Un film assez efficace dans lequel David Hemmings excelle en jeune pianiste témoin oculaire d'un meurtre. Sans atteindre la virtuosité de Suspiria, Les Frissons de l'Angoisse réserve aux spectateurs des moments surprenants. A partir du meurtre d'un personnage doué de télépathie, Dario Argento nous offre un giallo sympathique où tout repose sur le mystère et la manipulation. Nous nous identifions naturellement au personnage du pianiste pris dans les rouages d'une maléfique machination. La musique de Claudio Simonetti est excellente, elle joue un rôle prédominant dans l'intrigue ( tel un personnage, une voix indépendante...). On reprochera cependant à Dario Argento un certain penchant pour le grand-guignolesque. Certains ont vu dans ce film une relecture du Blow Up d'Antonioni ; pour ma part, je n'y ai vu qu'un modeste divertissement plutôt bien réalisé, malgré une photographie poisseuse et quelques effets grotesques. Assez réussi, car ce film a les qualités de ses défauts ( l'aspect bricolage, fait de bric et de broc possède un certain charme ). A voir.

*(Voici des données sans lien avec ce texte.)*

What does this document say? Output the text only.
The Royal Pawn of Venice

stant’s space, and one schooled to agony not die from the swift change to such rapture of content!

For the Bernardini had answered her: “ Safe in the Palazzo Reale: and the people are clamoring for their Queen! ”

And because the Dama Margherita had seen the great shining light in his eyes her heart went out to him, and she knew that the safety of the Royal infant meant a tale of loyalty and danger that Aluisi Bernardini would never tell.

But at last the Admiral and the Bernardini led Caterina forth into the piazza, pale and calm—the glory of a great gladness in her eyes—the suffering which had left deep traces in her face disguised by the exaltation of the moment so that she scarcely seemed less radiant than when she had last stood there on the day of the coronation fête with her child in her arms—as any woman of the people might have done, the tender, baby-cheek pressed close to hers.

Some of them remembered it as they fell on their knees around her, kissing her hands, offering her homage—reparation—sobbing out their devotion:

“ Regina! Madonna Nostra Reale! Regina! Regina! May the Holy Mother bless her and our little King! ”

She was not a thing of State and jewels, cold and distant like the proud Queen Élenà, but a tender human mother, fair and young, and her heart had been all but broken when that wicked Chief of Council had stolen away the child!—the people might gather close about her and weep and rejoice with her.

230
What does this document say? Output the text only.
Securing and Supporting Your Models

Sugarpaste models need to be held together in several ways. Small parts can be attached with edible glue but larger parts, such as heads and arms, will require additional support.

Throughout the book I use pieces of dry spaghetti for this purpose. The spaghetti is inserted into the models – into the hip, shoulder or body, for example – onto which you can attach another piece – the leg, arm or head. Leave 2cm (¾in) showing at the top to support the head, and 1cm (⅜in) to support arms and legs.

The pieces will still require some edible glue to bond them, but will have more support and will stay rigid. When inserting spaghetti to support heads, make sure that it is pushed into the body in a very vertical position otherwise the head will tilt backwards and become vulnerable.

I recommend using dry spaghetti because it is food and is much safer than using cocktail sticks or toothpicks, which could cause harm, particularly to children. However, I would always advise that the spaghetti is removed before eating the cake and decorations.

Argento réalise là le meilleur Giallo du monde : Plans et meurtres spéctaculaires, intrigue exceptionnelle, on compare souvent ce film à 'Blow Up', il y a quelques ressemblances mais 'Profondo Rosso' le bat à plate de couture... Un Chef D'oeuvre magique, exceptionnel.
"Les frissons de l'angoisse" est le film qui permit à Argento d’être reconnu comme un petit maître, version italienne du grand Hitchcock. L’intrigue est encore fois menée de la même manière que lors des deux premiers films, mais cela importe peu car c’est surtout l’ambiance et le modus operandi criminel qui constitue la marque de fabrique d’Argento. Ici une série de crimes est perpétrée en plein Rome et l’enquête est menée par le témoin du meurtre d’une voyante ayant eu une vision de mort lors d’un spectacle donné quelques heures plus tôt. Le héros s’adjoint les services d’une jeune journaliste avide de pouvoir enfin écrire un article sensationnel. spoiler: Comme le héros joué par un jeune David Hemmings est toujours précédé par le tueur on en vient à soupçonner la journaliste. Un tableau croyant avoir été aperçu sur les lieux du crime avant de disparaître amène Hemmings dans une maison abandonnée ayant été le théâtre d’un crime familial. Les scènes où David Hemmings erre dans la maison abandonnée sont envoûtantes et angoissantes. Au final on découvrira que l’assassin est en vérité la mère de l’ami de Hemmings couverte par son fils . Très bon giallo qui montre qu’Argento maîtrise de mieux en mieux son affaire. A noter les références très nettes à Edward Hopper dans les scènes du début où le héros est filmé devant un bar de style purement américain.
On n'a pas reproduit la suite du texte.